CHDI translatability workshop participants, with Gene Veritas standing in back of room (photo by Jerry Turner, CHDI)
Yale and the big picture
Together with CHDI and Pfizer, Yale scientists will furnish pieces of a very large and complex Huntington’s puzzle currently under study by researchers throughout the world in academic labs, pharmaceutical companies, and medical clinics. CHDI, as well as governments and other organizations, supports many of those projects in producing what most scientists project as an “HD cocktail” of therapies for managing the disease and allowing those affected to lead normal and productive lives. (Scientists don’t speak of “curing” HD, because of its immense complexity and the fact that the defective gene cannot be removed from the body.)
The path, however, isn’t simple. At Yale, Drs. Hetherington and Rothman voiced concern about the potential lack of volunteers for their research involving brain scans. Indeed, stigma and other factors threaten to leave scientists with too few research participants in which to adequately test drugs for safety and efficacy. Tragically, the drive to halt Huntington’s could stall. I pledged to help spread the word of the scanning studies in the Huntington’s community.

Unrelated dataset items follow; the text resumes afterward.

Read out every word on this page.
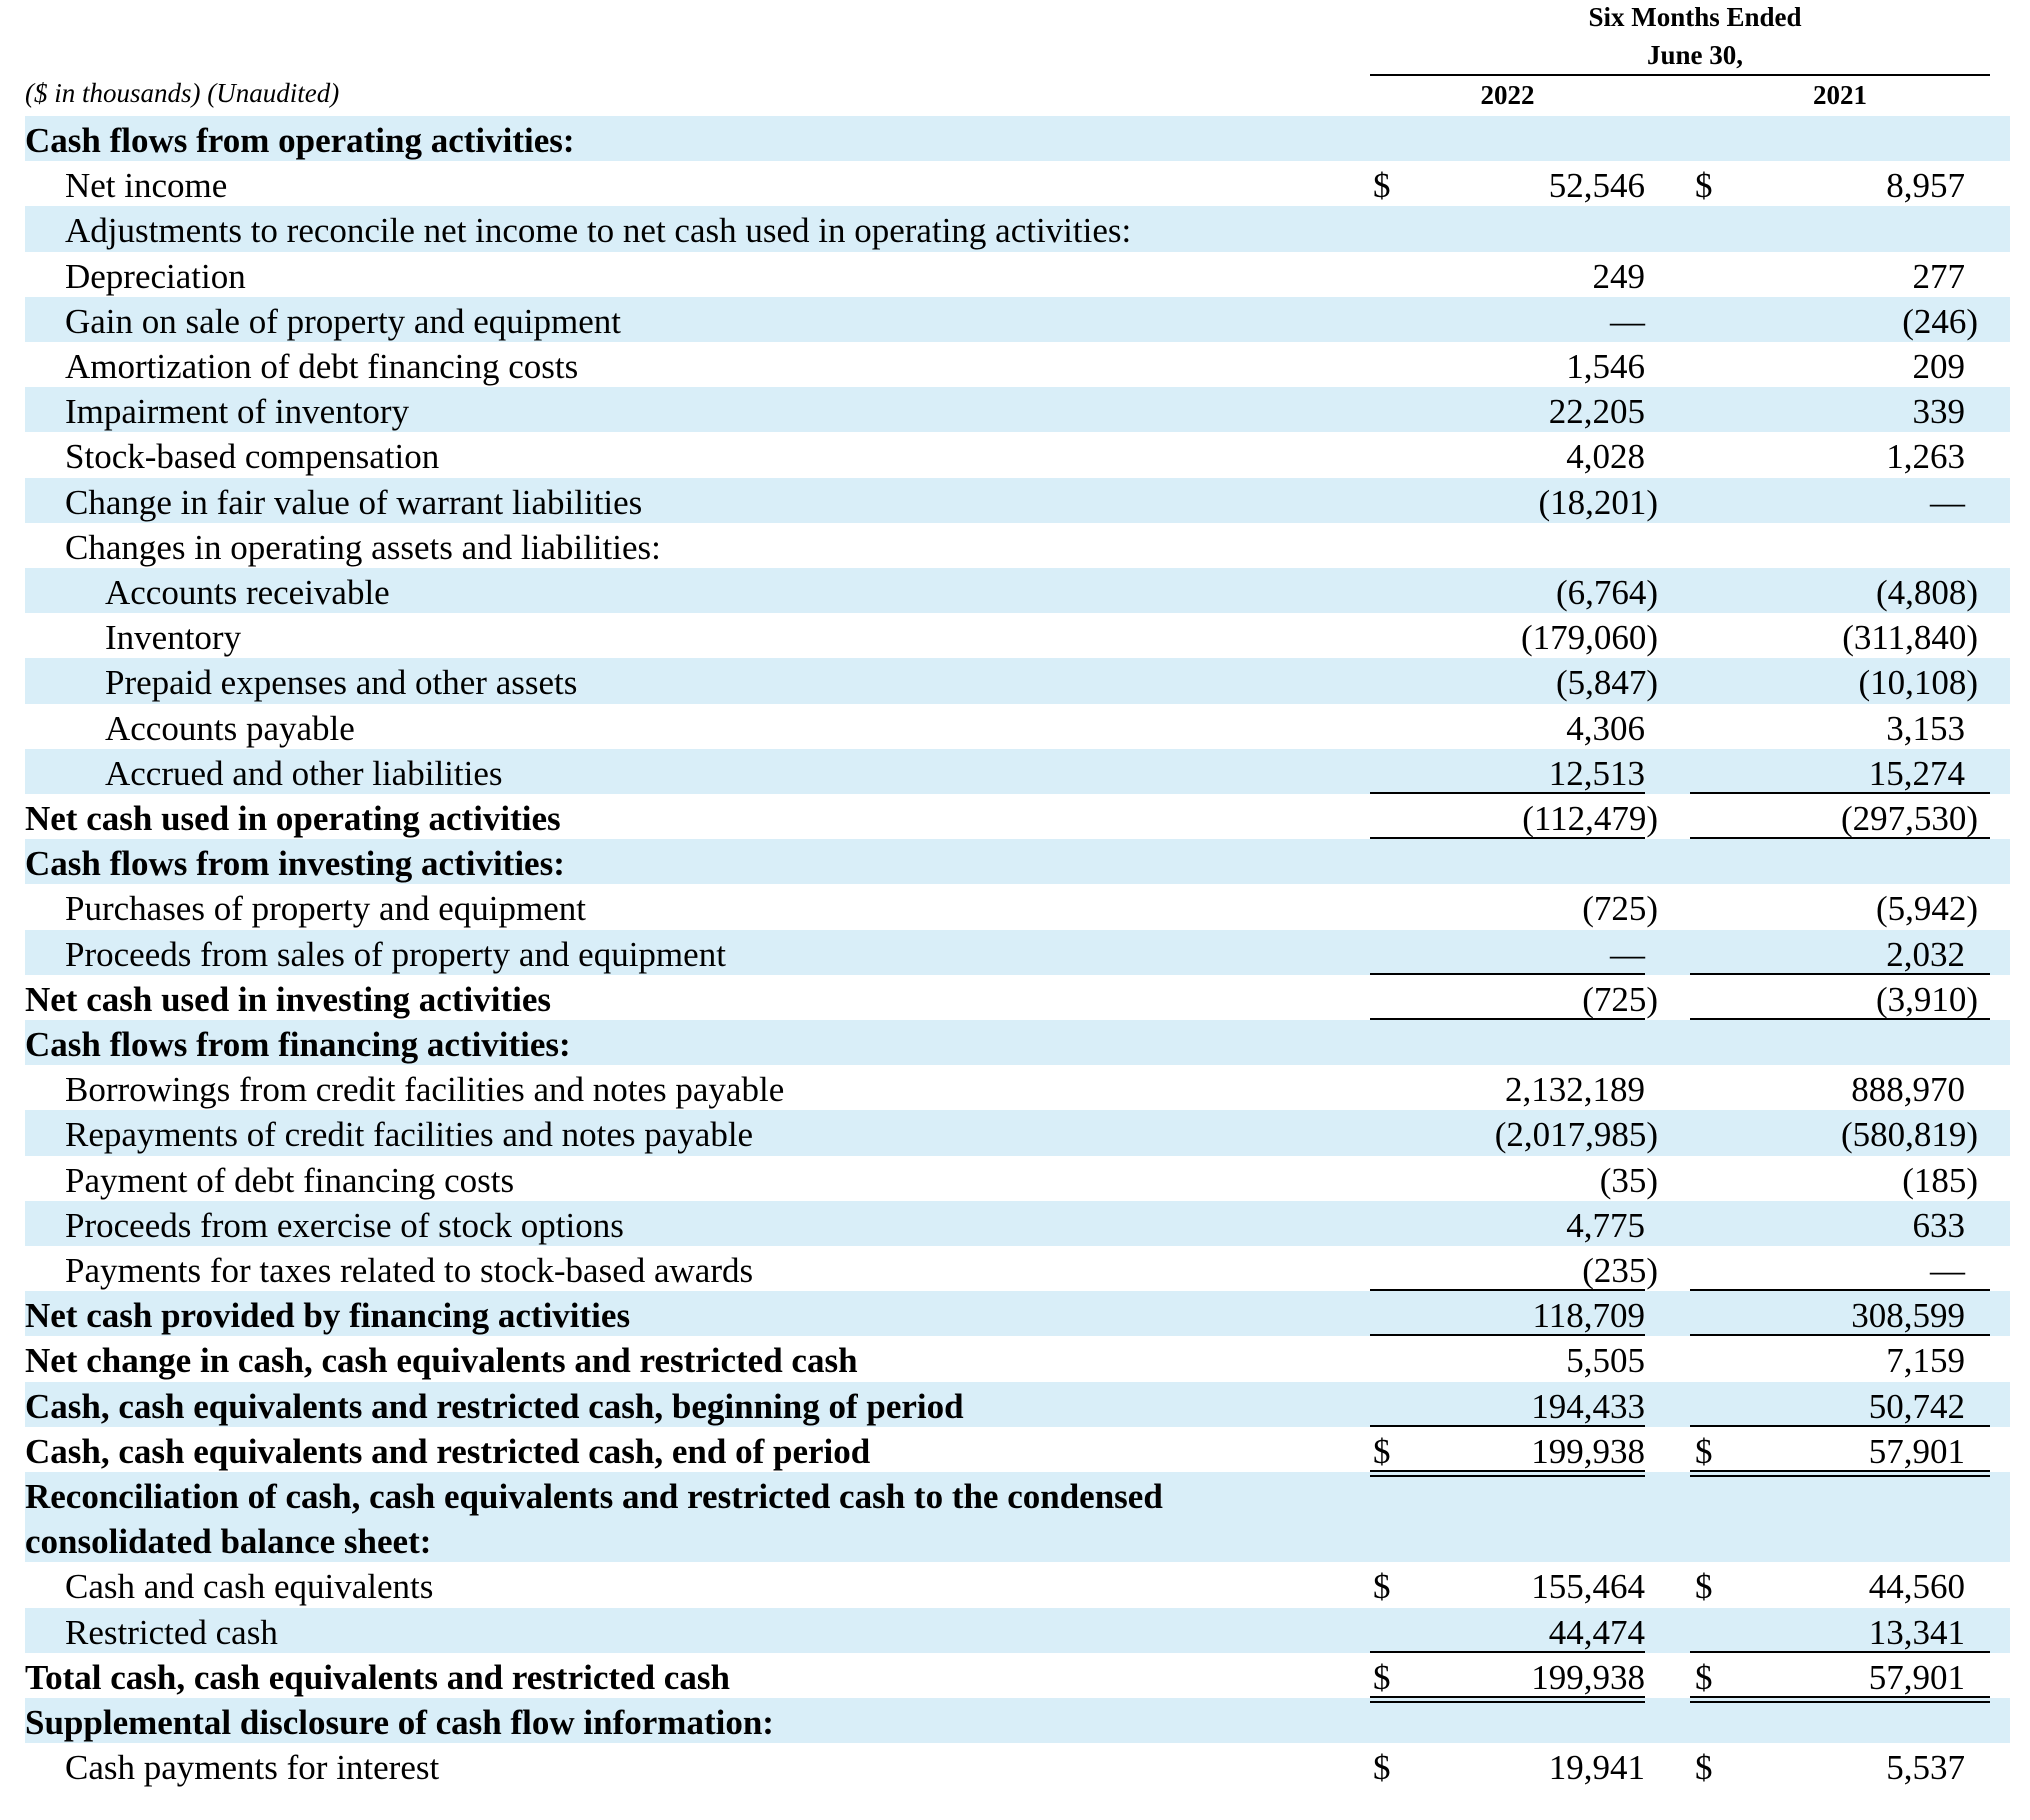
Six Months Ended
June 30,
($ in thousands) (Unaudited)	2022	2021
Cash flows from operating activities:
Net income	52,546	8,957
$	$
Adjustments to reconcile net income to net cash used in operating activities:
Depreciation	249	277
Gain on sale of property and equipment	—	(246)
Amortization of debt financing costs	1,546	209
Impairment of inventory	22,205	339
Stock-based compensation	4,028	1,263
Change in fair value of warrant liabilities	(18,201)	—
Changes in operating assets and liabilities:
Accounts receivable	(6,764)	(4,808)
Inventory	(179,060)	(311,840)
Prepaid expenses and other assets	(5,847)	(10,108)
Accounts payable	4,306	3,153
Accrued and other liabilities	12,513	15,274
Net cash used in operating activities	(112,479)	(297,530)
Cash flows from investing activities:
Purchases of property and equipment	(725)	(5,942)
Proceeds from sales of property and equipment	—	2,032
Net cash used in investing activities	(725)	(3,910)
Cash flows from financing activities:
Borrowings from credit facilities and notes payable	2,132,189	888,970
Repayments of credit facilities and notes payable	(2,017,985)	(580,819)
Payment of debt financing costs	(35)	(185)
Proceeds from exercise of stock options	4,775	633
Payments for taxes related to stock-based awards	(235)	—
Net cash provided by financing activities	118,709	308,599
Net change in cash, cash equivalents and restricted cash	5,505	7,159
Cash, cash equivalents and restricted cash, beginning of period	194,433	50,742
Cash, cash equivalents and restricted cash, end of period	199,938	57,901
$	$
Reconciliation of cash, cash equivalents and restricted cash to the condensed
consolidated balance sheet:
Cash and cash equivalents	155,464	44,560
$	$
Restricted cash	44,474	13,341
Total cash, cash equivalents and restricted cash	199,938	57,901
$	$
Supplemental disclosure of cash flow information:
Cash payments for interest	19,941	5,537
$	$
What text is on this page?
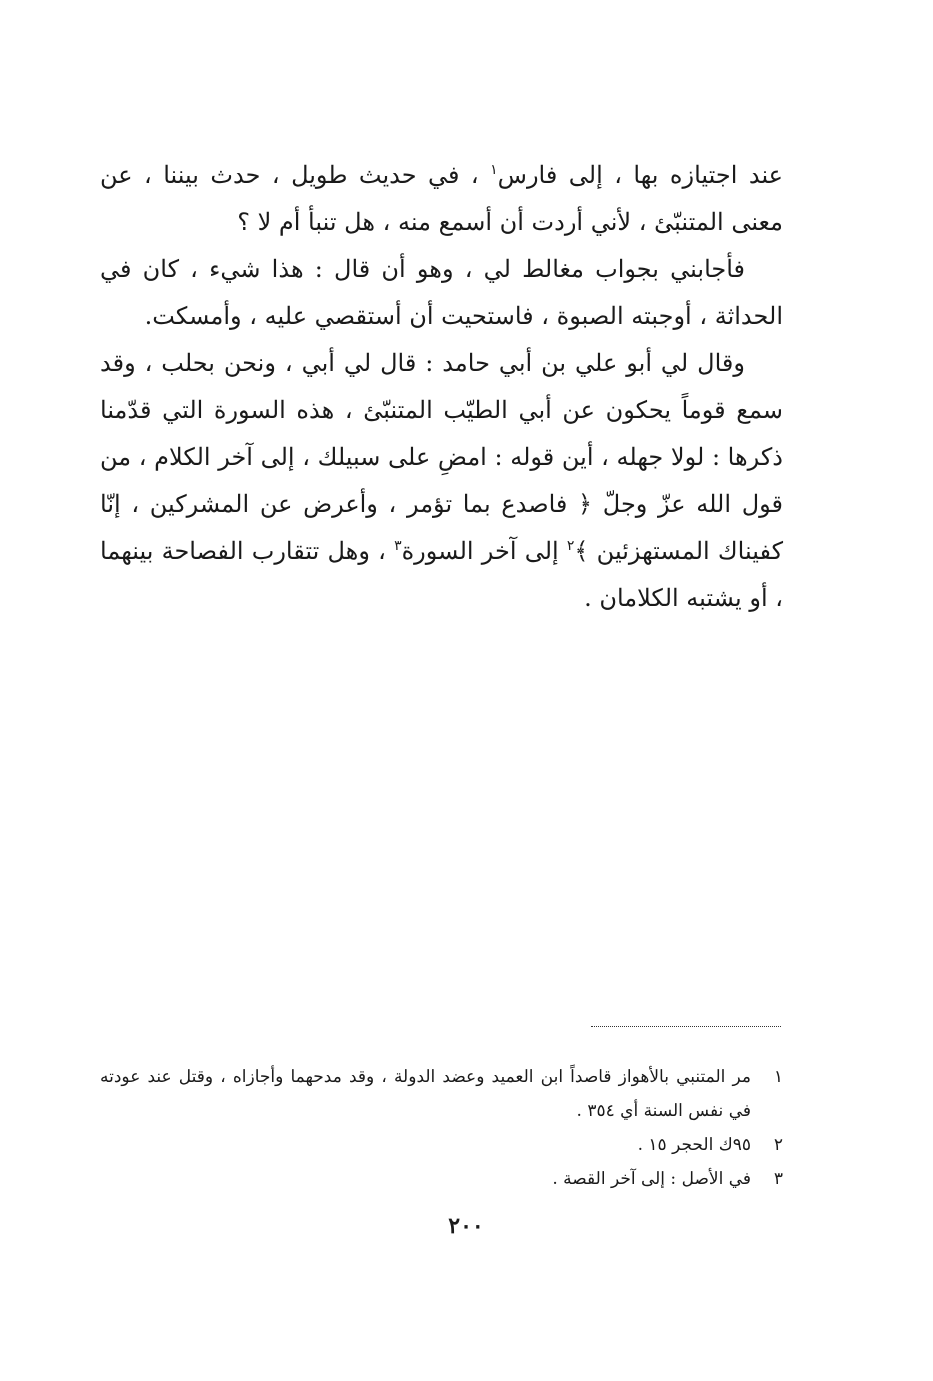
عند اجتيازه بها ، إلى فارس$^١$ ، في حديث طويل ، حدث بيننا ، عن معنى المتنبّئ ، لأني أردت أن أسمع منه ، هل تنبأ أم لا ؟

فأجابني بجواب مغالط لي ، وهو أن قال : هذا شيء ، كان في الحداثة ، أوجبته الصبوة ، فاستحيت أن أستقصي عليه ، وأمسكت.

وقال لي أبو علي بن أبي حامد : قال لي أبي ، ونحن بحلب ، وقد سمع قوماً يحكون عن أبي الطيّب المتنبّئ ، هذه السورة التي قدّمنا ذكرها : لولا جهله ، أين قوله : امضِ على سبيلك ، إلى آخر الكلام ، من قول الله عزّ وجلّ ﴿ فاصدع بما تؤمر ، وأعرض عن المشركين ، إنّا كفيناك المستهزئين ﴾$^٢$ إلى آخر السورة$^٣$ ، وهل تتقارب الفصاحة بينهما ، أو يشتبه الكلامان .

١
مر المتنبي بالأهواز قاصداً ابن العميد وعضد الدولة ، وقد مدحهما وأجازاه ، وقتل عند عودته في نفس السنة أي ٣٥٤ .
٢
٩٥ك الحجر ١٥ .
٣
في الأصل : إلى آخر القصة .
٢٠٠
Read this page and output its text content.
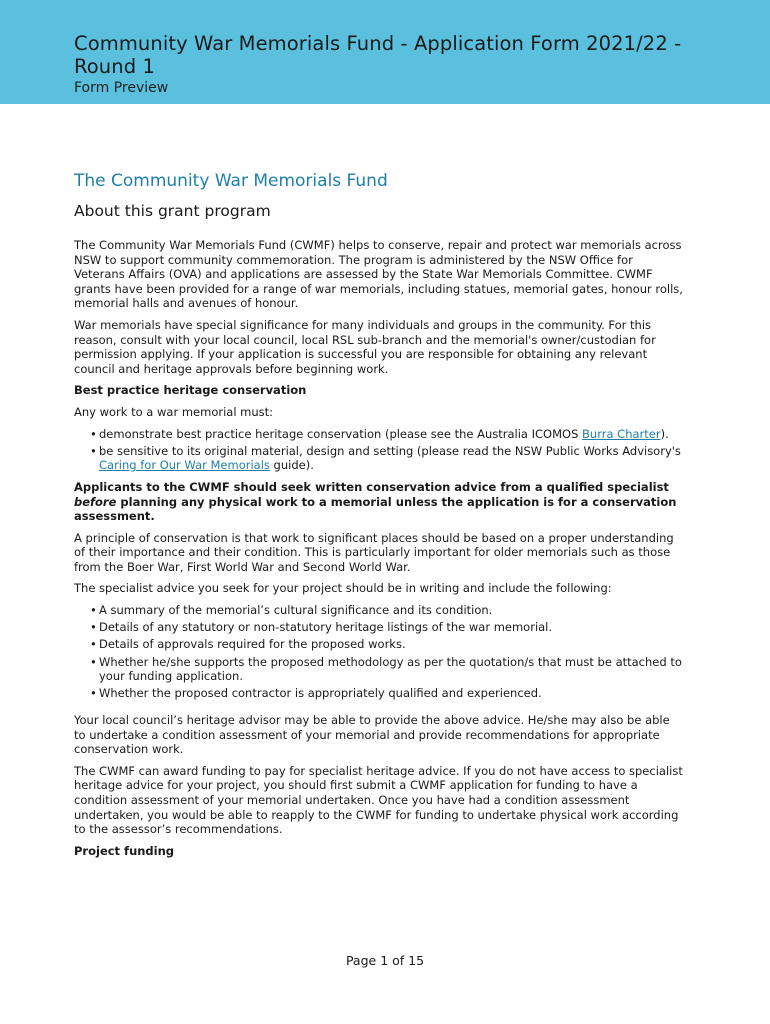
Community War Memorials Fund - Application Form 2021/22 - Round 1
Form Preview
The Community War Memorials Fund
About this grant program

The Community War Memorials Fund (CWMF) helps to conserve, repair and protect war memorials across NSW to support community commemoration. The program is administered by the NSW Office for Veterans Affairs (OVA) and applications are assessed by the State War Memorials Committee. CWMF grants have been provided for a range of war memorials, including statues, memorial gates, honour rolls, memorial halls and avenues of honour.

War memorials have special significance for many individuals and groups in the community. For this reason, consult with your local council, local RSL sub-branch and the memorial's owner/custodian for permission applying. If your application is successful you are responsible for obtaining any relevant council and heritage approvals before beginning work.

Best practice heritage conservation

Any work to a war memorial must:

• demonstrate best practice heritage conservation (please see the Australia ICOMOS Burra Charter).
• be sensitive to its original material, design and setting (please read the NSW Public Works Advisory's Caring for Our War Memorials guide).

Applicants to the CWMF should seek written conservation advice from a qualified specialist before planning any physical work to a memorial unless the application is for a conservation assessment.

A principle of conservation is that work to significant places should be based on a proper understanding of their importance and their condition. This is particularly important for older memorials such as those from the Boer War, First World War and Second World War.

The specialist advice you seek for your project should be in writing and include the following:

• A summary of the memorial’s cultural significance and its condition.
• Details of any statutory or non-statutory heritage listings of the war memorial.
• Details of approvals required for the proposed works.
• Whether he/she supports the proposed methodology as per the quotation/s that must be attached to your funding application.
• Whether the proposed contractor is appropriately qualified and experienced.

Your local council’s heritage advisor may be able to provide the above advice. He/she may also be able to undertake a condition assessment of your memorial and provide recommendations for appropriate conservation work.

The CWMF can award funding to pay for specialist heritage advice. If you do not have access to specialist heritage advice for your project, you should first submit a CWMF application for funding to have a condition assessment of your memorial undertaken. Once you have had a condition assessment undertaken, you would be able to reapply to the CWMF for funding to undertake physical work according to the assessor’s recommendations.

Project funding

Page 1 of 15
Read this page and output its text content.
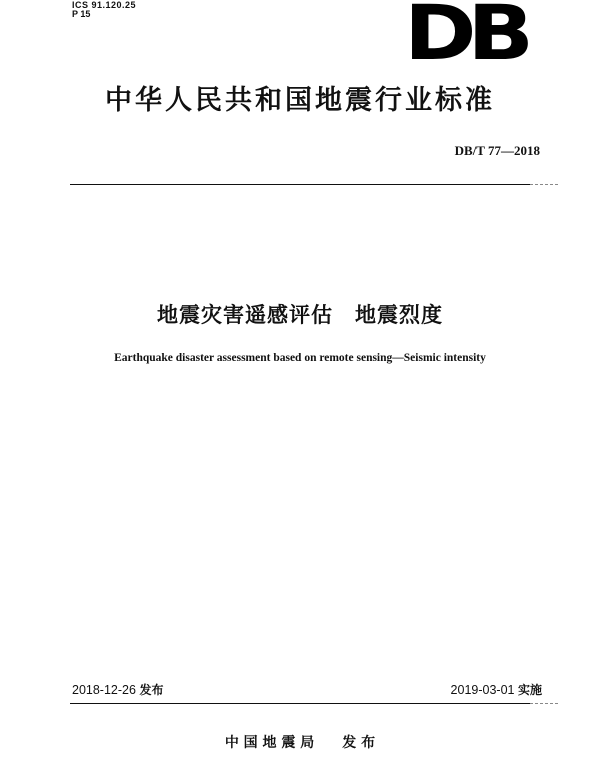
ICS 91.120.25
P 15	DB
中华人民共和国地震行业标准
DB/T 77—2018
地震灾害遥感评估　地震烈度
Earthquake disaster assessment based on remote sensing—Seismic intensity
2018-12-26 发布	2019-03-01 实施
中 国 地 震 局　　发 布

In the quest for treatments, scientists and patients depend on each other. Likewise, the many disease communities share a mutual goal. By helping to solve Huntington’s, Yale’s scientists will also assist those fighting Alzheimer’s, Parkinson’s, and many other conditions that afflict millions – as well as the estimated tens of millions of victims of thousands of other genetic and orphan conditions, the focus of Yale’s new
Center for the Study of Mendelian Disorders.
Yale, its alumni, and its scientists have lent an enormous hand in my family’s fight. I have already gained strength and support from a network of Yale ties. Someday I may take a Huntington’s drug tested in a Yale lab.
The place that ignited my intellectual passion and launched me into life once again holds one of the keys to my future. This is the American university at its best – engaging in cutting-edge drug discovery, aiding a community long beleaguered by stigma and hopelessness, and affirming life.